Department of Pediatrics, Division of Neonatology, University of Virginia, Charlottesville, Virginia.
Department of Pediatrics, Division of Developmental Pediatrics, University of Virginia, Charlottesville, Virginia.
Am J Perinatol. 2022 Oct;29(14):1541-1547. doi: 10.1055/s-0041-1722943. Epub 2021 Feb 3.
Abnormal general movements (GMs) are predictive of later risk of motor impairments in preterm infants. The goals of this study are to (1) describe the implementation of the GM assessment (GMA) in a neonatal intensive care unit (NICU) and (2) investigate the prevalence and evolution of abnormal GMs in very low birth weight (VLBW) infants.
Observational study of GMs in VLBW infants (gestational age [GA] <32 weeks and/or birth weight [BW] <1,500 g) following GMA implementation in a level-IV NICU. All VLBW infants admitted between November 2017 and April 2019 were eligible for the GMA. Infants were excluded if they required high-frequency ventilation or if they could not be unbundled for video acquisition. GMAs were scored weekly by at least 2 GMA-certified providers.
The GMA was performed in 121 VLBW infants with a mean (standard deviation [SD]) GA of 28.3 (2.6) and BW of 1,113 (400 g).

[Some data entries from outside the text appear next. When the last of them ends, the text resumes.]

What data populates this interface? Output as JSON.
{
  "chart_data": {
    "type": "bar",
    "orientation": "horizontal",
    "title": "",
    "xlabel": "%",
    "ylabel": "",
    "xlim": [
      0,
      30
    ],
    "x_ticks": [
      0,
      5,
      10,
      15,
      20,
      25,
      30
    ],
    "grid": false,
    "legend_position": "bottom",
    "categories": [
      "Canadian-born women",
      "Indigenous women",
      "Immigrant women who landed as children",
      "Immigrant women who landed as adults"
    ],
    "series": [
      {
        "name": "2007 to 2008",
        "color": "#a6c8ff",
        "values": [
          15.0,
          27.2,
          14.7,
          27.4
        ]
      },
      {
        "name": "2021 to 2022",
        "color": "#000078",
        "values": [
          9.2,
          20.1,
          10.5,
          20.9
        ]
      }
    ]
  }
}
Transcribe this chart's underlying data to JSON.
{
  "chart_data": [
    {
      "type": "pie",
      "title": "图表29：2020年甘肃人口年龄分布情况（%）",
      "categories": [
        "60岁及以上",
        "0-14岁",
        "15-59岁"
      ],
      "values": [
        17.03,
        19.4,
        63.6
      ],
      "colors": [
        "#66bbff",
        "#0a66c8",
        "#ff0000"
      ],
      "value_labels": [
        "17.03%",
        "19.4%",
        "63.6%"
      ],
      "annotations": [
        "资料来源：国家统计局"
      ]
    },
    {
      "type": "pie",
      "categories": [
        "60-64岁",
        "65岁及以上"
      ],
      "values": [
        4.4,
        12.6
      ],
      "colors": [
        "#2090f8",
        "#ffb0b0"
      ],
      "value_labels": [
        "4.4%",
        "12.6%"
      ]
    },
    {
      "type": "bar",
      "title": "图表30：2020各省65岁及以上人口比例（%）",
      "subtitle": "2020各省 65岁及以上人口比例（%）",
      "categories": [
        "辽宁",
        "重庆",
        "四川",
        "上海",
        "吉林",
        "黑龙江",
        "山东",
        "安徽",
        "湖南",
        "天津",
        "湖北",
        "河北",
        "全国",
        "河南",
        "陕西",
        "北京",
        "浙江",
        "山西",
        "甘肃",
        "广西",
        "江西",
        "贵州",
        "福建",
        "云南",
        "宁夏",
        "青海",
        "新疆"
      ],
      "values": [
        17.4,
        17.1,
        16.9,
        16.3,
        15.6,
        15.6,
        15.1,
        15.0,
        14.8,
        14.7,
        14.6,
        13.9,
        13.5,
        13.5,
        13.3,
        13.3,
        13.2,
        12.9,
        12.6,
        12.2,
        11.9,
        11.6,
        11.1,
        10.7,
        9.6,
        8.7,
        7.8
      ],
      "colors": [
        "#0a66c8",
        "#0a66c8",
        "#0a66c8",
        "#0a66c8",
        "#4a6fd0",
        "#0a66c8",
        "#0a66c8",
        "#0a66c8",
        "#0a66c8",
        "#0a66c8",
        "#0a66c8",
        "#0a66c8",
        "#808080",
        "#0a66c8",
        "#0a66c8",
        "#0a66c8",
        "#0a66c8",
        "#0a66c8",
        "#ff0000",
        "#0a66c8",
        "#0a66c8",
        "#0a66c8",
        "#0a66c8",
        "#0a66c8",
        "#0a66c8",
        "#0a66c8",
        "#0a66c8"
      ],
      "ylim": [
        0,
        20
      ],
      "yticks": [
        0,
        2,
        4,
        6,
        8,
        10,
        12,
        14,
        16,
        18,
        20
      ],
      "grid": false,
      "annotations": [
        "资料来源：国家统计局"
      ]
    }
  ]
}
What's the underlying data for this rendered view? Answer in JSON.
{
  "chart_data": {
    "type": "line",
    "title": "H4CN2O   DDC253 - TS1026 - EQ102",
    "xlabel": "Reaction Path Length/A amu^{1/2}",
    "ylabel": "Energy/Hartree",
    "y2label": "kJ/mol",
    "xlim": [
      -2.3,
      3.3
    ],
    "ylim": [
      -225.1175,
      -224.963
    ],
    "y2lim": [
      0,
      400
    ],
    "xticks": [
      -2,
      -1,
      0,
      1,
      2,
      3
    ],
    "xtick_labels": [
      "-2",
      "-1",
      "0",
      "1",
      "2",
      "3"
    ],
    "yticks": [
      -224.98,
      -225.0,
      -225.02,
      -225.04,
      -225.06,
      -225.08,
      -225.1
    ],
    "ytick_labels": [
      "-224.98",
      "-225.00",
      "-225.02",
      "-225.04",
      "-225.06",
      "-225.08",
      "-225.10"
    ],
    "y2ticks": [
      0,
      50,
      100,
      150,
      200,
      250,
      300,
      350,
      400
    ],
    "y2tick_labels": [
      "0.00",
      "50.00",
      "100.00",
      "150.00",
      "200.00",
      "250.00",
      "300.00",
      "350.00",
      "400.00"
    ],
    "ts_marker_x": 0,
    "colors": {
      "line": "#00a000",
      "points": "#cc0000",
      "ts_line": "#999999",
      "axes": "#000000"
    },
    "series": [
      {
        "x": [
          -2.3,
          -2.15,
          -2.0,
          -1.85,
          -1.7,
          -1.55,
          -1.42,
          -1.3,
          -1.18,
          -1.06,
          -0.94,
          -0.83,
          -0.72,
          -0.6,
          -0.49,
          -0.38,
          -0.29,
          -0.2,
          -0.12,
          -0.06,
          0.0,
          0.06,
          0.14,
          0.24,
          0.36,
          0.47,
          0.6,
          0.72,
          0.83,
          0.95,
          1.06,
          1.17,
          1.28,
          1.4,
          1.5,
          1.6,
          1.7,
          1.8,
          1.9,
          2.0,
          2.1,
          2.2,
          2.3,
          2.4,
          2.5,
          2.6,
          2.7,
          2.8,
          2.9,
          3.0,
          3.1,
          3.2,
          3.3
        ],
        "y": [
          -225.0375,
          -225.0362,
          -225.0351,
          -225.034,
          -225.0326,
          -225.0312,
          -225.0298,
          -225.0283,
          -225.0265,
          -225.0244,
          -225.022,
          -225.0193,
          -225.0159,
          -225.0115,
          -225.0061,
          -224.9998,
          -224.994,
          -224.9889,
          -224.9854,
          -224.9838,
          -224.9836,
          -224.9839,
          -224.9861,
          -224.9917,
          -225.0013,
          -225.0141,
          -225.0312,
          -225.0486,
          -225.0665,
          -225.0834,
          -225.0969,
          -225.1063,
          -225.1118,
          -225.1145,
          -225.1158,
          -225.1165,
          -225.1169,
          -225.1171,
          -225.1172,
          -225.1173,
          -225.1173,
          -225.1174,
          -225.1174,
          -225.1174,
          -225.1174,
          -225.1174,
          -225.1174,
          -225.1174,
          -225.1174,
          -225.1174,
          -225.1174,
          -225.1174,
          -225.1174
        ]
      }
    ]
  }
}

Only 28% of infants had normal GMs on initial assessment (32.9 ± 2.7 weeks' GA), while 61 and 11% had poor repertoire and cramped-synchronized GMs, respectively. At NICU discharge (37.6 ± 3.4 weeks corrected GA), 45 and 21% of infants were classified as having poor repertoire and cramped-synchronized GMs, respectively. Most infants with cramped-synchronized GMs on initial assessment had persistent abnormal GMs at discharge. In contrast, only one infant with normal GMs on first assessment developed cramped-synchronized GMs.
Abnormal GMs are common in VLBW infants, including a high prevalence of the more concerning cramped-synchronized movement pattern. The GMA can be successfully performed in VLBW infants. The GMA may be helpful in identifying infants at increased risk of later motor impairments, as well as assisting clinicians, in the stratification of infants who may benefit from additional brain imaging and/or an intensive hospital-based interventions.
· Abnormal GMs are common in VLBW infants.. · Poor repertoire in the most prevalent pattern observed.. · Infants at risk for abnormal motor outcomes can be identified in the NICU..
异常的一般运动(GMs)可预测早产儿日后运动功能受损的风险。本研究的目的是:(1)描述新生儿重症监护病房(NICU)中 GM 评估(GMA)的实施情况;(2)调查极低出生体重(VLBW)婴儿中异常 GMs 的发生率和演变情况。
对 NICU 实施 GMA 后纳入的 VLBW 婴儿(胎龄[GA]<32 周和/或出生体重[BW]<1500g)进行 GMs 的观察性研究。所有 2017 年 11 月至 2019 年 4 月期间入住的 VLBW 婴儿均符合 GMA 条件。如果婴儿需要高频通气或无法拆开进行视频采集,则将其排除在外。每周至少由 2 名 GMA 认证的提供者对 GMA 进行评分。
121 名 VLBW 婴儿接受了 GMA,平均(标准差[SD])GA 为 28.3(2.6),BW 为 1113(400g)。只有 28%的婴儿在初次评估时 GM 正常(GA32.9±2.7 周),而 61%和 11%的婴儿 GM 模式分别为模式差和紧促同步。在 NICU 出院时(校正 GA37.6±3.4 周),45%和 21%的婴儿分别被归类为 GM 模式差和紧促同步。初次评估时 GM 紧促同步的大多数婴儿在出院时 GM 仍异常。相比之下,初次评估 GM 正常的婴儿中只有 1 例出现 GM 紧促同步。
异常 GMs 在 VLBW 婴儿中很常见,包括更常见的紧促同步运动模式的高发生率。GMA 可成功应用于 VLBW 婴儿。GMA 可能有助于识别日后运动功能受损风险较高的婴儿,并协助临床医生对可能受益于额外脑成像和/或强化医院干预的婴儿进行分层。
· VLBW 婴儿中异常 GMs 很常见。
· 观察到最常见的模式为 GM 模式差。
· 在 NICU 中可识别出有异常运动结局风险的婴儿。